In the 18th and 19th centuries, the Clearances saw thousands of Highland farming communities be evicted and forcibly relocated—to different towns, to industrial cities like Glasgow, and to British colonies in North America and Australia. Obviously, this was a more complicated situation than just “evil landlords kick people out of their homes,” influenced by a number of factors like population changes, famines, boom and bust cycles for local industries, and the Industrial Revolution. But the Clearances did mark the end of a way of life, and when these Highland families reached their new homes, they were often met with poverty, discrimination, and slum conditions.
In just a few lines, this conversation between Vel and Cassian sets out a similar scenario, tying into other depictions of the Empire destroying homes and natural habitats to make way for military outposts. In turn, this overlaps with the way Star Wars uses the dark side of the Force as a metaphor for pollution, destruction, and violence.
Good guys live close to nature; bad guys build toxic factories and superweapons, destroying trees and water supplies in the process. Here on Aldhani, there’s an immediate contrast between the rebels’ little farming village (complete with alien sheep) and the brutalist design of the Imperial dam.

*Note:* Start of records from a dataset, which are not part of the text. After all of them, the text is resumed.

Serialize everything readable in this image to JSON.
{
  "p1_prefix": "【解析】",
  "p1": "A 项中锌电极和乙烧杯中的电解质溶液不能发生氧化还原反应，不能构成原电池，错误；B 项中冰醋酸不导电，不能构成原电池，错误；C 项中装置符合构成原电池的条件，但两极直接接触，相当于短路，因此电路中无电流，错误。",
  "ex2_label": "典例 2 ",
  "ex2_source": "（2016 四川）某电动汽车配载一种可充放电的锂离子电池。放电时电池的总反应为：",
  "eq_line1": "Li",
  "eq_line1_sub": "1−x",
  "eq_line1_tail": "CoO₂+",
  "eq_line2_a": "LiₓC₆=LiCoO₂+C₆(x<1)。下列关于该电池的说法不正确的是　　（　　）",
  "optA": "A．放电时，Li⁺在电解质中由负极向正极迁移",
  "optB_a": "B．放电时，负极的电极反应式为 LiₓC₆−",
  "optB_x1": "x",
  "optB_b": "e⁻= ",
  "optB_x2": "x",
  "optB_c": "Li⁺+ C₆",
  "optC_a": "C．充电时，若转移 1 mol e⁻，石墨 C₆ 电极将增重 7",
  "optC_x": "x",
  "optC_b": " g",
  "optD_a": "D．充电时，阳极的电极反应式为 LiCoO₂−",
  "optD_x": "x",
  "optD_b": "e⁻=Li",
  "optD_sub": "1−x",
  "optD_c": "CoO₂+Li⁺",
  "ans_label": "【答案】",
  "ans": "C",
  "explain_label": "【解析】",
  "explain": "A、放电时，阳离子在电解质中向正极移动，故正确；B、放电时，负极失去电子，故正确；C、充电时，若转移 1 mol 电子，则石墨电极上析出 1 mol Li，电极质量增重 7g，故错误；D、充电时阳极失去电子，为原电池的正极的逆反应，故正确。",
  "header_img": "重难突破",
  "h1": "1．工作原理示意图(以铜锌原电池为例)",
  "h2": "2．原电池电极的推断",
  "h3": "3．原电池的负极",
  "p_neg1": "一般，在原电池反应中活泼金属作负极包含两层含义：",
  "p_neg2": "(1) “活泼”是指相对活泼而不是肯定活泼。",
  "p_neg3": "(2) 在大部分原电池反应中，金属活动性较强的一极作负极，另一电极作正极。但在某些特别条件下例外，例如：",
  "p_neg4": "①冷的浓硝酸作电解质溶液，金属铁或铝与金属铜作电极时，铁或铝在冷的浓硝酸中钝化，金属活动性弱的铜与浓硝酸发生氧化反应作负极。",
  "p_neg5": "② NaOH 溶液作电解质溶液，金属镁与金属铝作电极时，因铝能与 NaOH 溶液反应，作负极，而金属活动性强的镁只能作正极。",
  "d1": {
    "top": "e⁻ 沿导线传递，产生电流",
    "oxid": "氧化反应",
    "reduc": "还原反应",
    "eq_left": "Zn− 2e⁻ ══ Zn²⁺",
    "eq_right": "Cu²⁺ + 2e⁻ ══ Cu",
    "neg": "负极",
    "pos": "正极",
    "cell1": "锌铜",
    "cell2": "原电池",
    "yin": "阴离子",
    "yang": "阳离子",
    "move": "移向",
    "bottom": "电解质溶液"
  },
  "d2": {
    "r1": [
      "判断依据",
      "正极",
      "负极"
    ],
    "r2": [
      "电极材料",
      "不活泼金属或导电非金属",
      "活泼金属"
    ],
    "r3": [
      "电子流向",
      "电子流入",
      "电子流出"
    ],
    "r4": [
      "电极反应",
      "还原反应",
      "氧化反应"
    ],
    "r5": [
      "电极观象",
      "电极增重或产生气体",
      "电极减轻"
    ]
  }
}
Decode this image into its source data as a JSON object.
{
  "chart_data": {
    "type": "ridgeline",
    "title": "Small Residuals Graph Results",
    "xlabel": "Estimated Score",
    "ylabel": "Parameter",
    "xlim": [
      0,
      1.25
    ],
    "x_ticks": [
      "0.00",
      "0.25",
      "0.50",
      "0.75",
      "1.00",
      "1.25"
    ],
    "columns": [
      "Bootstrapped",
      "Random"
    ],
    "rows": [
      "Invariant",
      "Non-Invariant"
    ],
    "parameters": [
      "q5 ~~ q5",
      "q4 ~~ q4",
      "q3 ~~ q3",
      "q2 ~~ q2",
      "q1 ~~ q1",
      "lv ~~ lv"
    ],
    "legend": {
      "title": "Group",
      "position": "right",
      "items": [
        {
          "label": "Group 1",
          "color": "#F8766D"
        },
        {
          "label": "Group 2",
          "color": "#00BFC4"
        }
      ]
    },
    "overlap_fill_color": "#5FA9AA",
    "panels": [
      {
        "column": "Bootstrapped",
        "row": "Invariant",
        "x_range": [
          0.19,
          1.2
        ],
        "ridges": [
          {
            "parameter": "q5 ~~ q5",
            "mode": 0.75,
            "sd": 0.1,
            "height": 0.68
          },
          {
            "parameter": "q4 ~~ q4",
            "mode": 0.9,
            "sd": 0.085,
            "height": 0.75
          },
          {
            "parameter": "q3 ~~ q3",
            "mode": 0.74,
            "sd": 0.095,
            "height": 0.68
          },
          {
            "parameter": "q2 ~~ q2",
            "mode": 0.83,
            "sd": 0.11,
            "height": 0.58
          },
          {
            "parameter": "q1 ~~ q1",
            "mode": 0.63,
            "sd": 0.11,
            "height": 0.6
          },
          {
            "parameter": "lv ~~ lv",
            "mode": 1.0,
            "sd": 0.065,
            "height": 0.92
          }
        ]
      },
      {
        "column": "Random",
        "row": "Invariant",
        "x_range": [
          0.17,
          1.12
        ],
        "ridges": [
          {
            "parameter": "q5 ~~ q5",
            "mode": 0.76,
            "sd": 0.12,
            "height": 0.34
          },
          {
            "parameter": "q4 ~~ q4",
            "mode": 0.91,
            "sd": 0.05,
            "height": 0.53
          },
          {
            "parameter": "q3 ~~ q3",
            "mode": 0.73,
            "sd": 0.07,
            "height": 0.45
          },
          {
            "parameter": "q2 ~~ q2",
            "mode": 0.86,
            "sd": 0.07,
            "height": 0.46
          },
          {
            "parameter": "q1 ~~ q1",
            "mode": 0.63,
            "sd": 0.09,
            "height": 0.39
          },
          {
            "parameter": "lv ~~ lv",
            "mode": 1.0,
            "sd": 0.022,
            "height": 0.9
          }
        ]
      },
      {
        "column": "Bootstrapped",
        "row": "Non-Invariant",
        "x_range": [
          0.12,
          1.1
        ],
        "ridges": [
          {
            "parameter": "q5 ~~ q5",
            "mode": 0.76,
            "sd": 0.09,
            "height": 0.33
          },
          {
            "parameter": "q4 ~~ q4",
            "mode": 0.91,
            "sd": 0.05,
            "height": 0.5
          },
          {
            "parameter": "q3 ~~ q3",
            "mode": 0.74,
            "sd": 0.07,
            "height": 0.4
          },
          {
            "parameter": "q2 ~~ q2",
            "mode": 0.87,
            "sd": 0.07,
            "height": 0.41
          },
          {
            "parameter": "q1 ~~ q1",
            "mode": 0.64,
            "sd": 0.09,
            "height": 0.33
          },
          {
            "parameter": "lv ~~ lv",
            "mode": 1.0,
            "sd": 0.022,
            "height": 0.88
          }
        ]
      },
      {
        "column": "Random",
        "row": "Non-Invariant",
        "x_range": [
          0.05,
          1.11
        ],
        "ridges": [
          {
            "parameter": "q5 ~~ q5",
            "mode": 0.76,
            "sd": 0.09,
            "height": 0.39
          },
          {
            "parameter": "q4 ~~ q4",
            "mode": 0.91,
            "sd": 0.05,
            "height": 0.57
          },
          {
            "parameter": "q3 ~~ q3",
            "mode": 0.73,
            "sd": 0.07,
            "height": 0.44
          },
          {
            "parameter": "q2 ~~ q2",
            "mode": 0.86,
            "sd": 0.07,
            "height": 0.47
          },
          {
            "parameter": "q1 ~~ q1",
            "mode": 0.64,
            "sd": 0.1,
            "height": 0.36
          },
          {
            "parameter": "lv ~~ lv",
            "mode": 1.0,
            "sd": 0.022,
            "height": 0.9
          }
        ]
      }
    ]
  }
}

During the previous live-action Star Wars shows, I was hardly the only person to complain about disappointingly low-rent production values. In addition to their reliance on ugly in-studio VFX, The Mandalorian, Obi-Wan Kenobi, and Boba Fett seemed uninterested in creating interesting locations. Occasional moments of aesthetic flare (Mon Calamari fisherman sweaters; Luke Skywalker’s Jedi school) were overshadowed by bland backdrops and repeated returns to Tatooine. By comparison, Andor comes close to the visual sophistication of the movies. The color palette is meaningful. The production design feels authentic and lived-in. And with locations like Aldhani, a couple of lines of dialogue become the tip of the iceberg for more complex worldbuilding beneath the surface.